Thursday, March 13, 2014

Lower crime now may be a fruit of welfare reform 20 years ago

link - Michael Barone/Washington Examiner @michaelbarone

...Research has shown that work requirements for welfare recipients have produced not just greater income but more satisfaction.

Entry-level jobs for welfare recipients have proven not to be dead ends but the avenue to greater job skills and promotions.

The welfare reform work requirements may also be contributing -- this is my hypothesis -- to the remarkable decline in violent crime in America over the last 20 years....

Today's 15-to-25s were more likely to have mothers who, if they collected welfare, had to hold a job. Mothers with jobs are away from home during work hours.

But they are also likely to have more moral authority. They bring home the bacon and are entitled to demand good behavior in return.

And, especially if they move ahead at work, they set a better example for their children, male and female. They show that there is a connection between honest effort and legitimate reward. A mother who earns success shows her children they can, too.....
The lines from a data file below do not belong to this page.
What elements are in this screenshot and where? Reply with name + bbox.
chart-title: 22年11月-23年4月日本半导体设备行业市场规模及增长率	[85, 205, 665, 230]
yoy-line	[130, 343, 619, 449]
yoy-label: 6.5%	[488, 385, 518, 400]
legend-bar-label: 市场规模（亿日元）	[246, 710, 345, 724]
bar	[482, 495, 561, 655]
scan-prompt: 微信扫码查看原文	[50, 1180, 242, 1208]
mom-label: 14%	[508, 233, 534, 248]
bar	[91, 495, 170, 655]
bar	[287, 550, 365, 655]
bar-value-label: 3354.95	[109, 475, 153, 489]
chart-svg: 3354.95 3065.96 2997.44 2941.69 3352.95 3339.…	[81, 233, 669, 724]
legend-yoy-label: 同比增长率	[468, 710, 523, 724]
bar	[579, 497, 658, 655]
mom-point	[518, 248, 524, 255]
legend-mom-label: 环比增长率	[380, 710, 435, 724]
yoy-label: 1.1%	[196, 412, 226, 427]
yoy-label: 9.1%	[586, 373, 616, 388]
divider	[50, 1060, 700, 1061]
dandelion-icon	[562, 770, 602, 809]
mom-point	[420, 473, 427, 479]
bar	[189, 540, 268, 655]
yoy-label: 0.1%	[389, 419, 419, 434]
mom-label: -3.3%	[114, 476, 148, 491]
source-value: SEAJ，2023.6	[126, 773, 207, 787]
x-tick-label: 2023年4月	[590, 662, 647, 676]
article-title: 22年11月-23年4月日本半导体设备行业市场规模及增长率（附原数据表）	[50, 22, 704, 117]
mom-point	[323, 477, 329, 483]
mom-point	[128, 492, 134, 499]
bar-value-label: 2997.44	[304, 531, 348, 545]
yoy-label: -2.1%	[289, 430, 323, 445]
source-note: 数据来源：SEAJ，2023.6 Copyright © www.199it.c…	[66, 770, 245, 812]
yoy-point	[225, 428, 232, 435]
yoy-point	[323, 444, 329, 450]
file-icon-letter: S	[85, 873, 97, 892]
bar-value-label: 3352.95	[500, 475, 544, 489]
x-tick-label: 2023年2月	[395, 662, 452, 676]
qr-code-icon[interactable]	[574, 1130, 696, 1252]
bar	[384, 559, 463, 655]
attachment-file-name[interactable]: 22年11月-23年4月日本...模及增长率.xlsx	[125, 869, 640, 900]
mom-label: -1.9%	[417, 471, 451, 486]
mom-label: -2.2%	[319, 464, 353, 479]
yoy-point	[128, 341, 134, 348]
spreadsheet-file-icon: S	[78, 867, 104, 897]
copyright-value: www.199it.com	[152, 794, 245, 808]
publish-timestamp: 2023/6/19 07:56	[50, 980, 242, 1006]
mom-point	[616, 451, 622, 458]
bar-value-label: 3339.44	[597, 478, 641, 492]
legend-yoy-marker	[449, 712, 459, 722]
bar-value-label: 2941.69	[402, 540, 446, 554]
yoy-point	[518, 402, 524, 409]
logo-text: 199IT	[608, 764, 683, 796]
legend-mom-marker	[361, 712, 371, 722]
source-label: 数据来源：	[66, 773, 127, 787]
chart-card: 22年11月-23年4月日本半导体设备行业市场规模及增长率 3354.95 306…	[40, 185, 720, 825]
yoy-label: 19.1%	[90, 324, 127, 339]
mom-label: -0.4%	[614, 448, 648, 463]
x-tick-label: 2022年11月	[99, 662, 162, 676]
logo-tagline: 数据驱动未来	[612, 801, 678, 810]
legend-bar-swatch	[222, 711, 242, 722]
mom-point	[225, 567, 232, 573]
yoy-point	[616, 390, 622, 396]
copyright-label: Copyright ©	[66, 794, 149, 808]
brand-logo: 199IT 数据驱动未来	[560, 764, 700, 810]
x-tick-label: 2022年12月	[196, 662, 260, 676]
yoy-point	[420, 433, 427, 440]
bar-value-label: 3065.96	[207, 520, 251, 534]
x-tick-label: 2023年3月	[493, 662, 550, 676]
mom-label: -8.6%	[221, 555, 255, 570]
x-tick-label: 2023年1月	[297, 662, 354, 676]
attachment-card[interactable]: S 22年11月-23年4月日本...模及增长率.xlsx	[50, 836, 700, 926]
History shows that societies have experienced sharp increases and reductions in crime rates within a generation. Public policies and demographic trends account for much of the change. But much change surely comes form attitudes inculcated in the home.

Another corollary, if my hypothesis is right, is that the decline in jobs and work-force participation may produce bad effects that are not just economic. All the more reason to think hard about how to turn it around.